3. Dokumentation des technischen Wissens
Im Austausch mit den noch lebenden Experten der Fernsehtechnik wird das Fachwissen aus der industriellen Herstellung von CRT-Monitoren dokumentiert und in der Manufaktur praktisch erprobt. Im CRT Lab, das Teil einer Kunstinstitution ist, die auch als Museum agiert, wird dieses historische Wissen verstetigt. Langfristig ist geplant, in Kooperation mit internationalen Museen in USA und Korea, an weiteren Standorten für Bildröhren-Manufakturen aufzubauen und auf diese Weise, das Wissen für die Zukunft durch institutionelle Träger zusätzlich abzusichern.
4. Weiterbildung
Zur Verstetigung des Wissens ist es notwendig, systematisch kommende Generationen von Restaurator:innen im Umgang mit CRT-Monitoren weiterzubilden. Sobald die Verfahren für die Erneuerung der Bildröhren sowie die Herstellung von universellen Chassis erprobt sind, wird es ein systematisches Angebot von Workshops, berufsbegleitender Fortbildung und Praktika in Kooperation mit den Ausbildungsgängen der Hochschulen und Akademien geben.

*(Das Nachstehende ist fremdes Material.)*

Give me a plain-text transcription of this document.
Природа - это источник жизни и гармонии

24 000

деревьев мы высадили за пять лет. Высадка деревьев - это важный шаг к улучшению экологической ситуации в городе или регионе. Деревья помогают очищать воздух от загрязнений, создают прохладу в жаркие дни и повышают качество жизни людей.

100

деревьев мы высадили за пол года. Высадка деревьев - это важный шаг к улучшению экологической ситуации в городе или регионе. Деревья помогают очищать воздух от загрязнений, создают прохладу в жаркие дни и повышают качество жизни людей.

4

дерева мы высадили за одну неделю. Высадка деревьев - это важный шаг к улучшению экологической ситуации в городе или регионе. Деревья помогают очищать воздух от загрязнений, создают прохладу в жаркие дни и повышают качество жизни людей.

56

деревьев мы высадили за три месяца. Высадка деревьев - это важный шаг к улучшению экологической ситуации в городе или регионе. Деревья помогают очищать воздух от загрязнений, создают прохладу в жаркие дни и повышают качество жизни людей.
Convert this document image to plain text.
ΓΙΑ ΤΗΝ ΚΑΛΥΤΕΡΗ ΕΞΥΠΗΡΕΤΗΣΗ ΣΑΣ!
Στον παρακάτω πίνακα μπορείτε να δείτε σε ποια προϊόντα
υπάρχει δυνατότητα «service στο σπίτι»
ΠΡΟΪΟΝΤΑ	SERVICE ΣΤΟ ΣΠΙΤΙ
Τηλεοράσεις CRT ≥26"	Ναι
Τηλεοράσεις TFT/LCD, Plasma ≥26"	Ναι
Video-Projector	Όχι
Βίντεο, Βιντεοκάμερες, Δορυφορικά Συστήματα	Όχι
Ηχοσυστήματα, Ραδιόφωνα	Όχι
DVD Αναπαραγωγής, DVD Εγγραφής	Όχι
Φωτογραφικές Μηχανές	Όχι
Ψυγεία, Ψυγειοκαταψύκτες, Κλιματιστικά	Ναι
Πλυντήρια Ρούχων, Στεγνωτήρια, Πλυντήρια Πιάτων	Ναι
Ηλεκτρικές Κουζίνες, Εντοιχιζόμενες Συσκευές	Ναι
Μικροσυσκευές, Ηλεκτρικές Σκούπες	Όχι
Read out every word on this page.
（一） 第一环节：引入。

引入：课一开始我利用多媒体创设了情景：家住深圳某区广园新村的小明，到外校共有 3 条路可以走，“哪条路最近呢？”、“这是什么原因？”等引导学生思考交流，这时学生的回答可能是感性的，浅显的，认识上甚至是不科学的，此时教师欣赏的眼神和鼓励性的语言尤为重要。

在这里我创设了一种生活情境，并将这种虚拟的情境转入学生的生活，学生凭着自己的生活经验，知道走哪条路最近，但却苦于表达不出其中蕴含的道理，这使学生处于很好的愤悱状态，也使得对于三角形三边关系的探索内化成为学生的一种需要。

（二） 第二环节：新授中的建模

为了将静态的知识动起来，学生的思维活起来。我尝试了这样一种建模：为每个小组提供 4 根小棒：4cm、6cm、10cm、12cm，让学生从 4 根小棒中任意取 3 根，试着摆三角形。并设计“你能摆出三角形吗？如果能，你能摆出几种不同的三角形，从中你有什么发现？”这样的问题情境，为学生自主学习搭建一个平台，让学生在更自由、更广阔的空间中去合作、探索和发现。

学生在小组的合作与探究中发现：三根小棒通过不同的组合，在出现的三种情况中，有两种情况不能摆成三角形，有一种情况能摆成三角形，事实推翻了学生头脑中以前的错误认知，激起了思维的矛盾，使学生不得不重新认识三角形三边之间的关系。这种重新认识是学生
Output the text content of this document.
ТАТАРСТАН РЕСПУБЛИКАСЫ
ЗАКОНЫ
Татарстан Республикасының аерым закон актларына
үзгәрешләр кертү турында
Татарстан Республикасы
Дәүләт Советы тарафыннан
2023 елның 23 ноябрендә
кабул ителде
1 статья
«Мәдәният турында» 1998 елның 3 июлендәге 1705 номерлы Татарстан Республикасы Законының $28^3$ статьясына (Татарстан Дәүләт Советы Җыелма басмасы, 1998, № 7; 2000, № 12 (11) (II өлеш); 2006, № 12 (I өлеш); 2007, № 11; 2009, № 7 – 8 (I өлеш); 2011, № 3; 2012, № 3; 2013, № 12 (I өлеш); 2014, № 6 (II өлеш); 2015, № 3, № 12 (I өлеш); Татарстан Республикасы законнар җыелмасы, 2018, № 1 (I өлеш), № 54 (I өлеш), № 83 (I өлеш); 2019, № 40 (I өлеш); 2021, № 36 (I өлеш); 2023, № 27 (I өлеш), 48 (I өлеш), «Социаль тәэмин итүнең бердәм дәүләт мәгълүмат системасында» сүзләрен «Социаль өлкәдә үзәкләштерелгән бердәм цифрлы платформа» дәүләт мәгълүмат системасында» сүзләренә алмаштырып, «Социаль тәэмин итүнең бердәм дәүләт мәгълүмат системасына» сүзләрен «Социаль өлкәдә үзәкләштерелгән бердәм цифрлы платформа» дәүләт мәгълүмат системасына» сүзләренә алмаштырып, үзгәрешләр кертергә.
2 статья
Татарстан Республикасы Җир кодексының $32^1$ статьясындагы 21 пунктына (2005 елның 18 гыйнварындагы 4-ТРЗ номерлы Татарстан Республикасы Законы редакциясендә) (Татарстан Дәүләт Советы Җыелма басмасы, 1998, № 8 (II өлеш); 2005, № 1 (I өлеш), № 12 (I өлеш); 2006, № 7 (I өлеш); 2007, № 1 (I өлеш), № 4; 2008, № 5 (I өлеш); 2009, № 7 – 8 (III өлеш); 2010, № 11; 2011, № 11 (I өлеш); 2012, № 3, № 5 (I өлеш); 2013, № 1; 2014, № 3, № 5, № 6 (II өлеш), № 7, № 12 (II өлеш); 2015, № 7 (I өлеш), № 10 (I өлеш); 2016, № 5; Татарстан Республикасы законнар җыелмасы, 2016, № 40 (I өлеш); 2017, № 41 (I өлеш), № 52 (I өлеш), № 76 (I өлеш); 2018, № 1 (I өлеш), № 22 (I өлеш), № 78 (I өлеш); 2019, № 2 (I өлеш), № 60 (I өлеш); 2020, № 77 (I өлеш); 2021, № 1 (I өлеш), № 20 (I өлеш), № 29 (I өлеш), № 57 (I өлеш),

Internationaler Bedarf und Kooperationen
Die Gründung des CRT Lab reagiert auf einen internationalen Bedarf von Institutionen, die über umfangreiche Bestände an Videoinstallationen verfügen. Zu den Museen und Kunstinstitutionen mit den größten Beständen weltweit zählen
Museen
- Daimler Art Collection, Stuttgart
- Deichtorhallen, Hamburg
- Centre Pompidou
- Friedrich Christian Flick Collection, Berlin
- Fondation Louis Vuitton, Paris
- Folkwang Museum, Essen
- Guggenheim Museum, Bilbao
- Kaiser Wilhelm Museum, Krefeld
- Kramlich Collection
- Kunstmuseum, St. Gallen
- Kunstmuseum Wolfsburg, Wolfsburg
- Kunstmuseum Düsseldorf
- Kunstsammlung NRW, Düsseldorf
- Leeum Samsung Museum of Art, Seoul
- Ludwig Forum, Aachen
- M+, Hongkong
- MoMA Smithsonian, San Francisco
- MNK Frankfurt
- MONA, Museum of Old and New Art, Hobart, Tasmania
- Münchner Stadtmuseum, München
- Museum Ludwig, Köln
- Museum M+, Hong Kong
- Nam June Paik Art Centre, Südkorea
- National Museum of Modern and Contemporary Art, Korea
- New York University, New York
- Sammlung Brandhorst, München
- Sammlung Harald Falckenberg, Hamburg
- Staatsgalerie, Stuttgart
- Stedelijk Museum, Amsterdam
- Stiftung Museum Kunstpalast
- Tate Modern, London
- Weltkulturerbe Völklinger Hütte, Völklingen
- Whitney Museum of American Art, New York
- ZKM | Zentrum für Kunst und Medien, Karlsruhe
Galerien
- Paul Pfeiffer Gallery, New York
Restauratoren
- Studio Redivivus, Den Haag
- Bek & Frohnert, New
Neues Labor für die Erhaltung von Videokunst
Große Teile unseres audiovisuellen Erbes sind heute akut vom Verschwinden bedroht. Für historische Abspielgeräte werden keine Ersatzteile mehr hergestellt. Gleichzeitig verfügen immer weniger Expert:innen über das nötige Fachwissen bei der Restaurierung. Colorvac, das führende Labor für die Erhaltung von CRT-Monitoren im Bereich der Videokunst, setzt dieser Entwicklung seit Jahren unermüdliches Engagement und herausragende Expertise entgegen. Anfang 2024 wurde ein neuer Standort in Kooperation mit dem ZKM | Karlsruhe eröffnet.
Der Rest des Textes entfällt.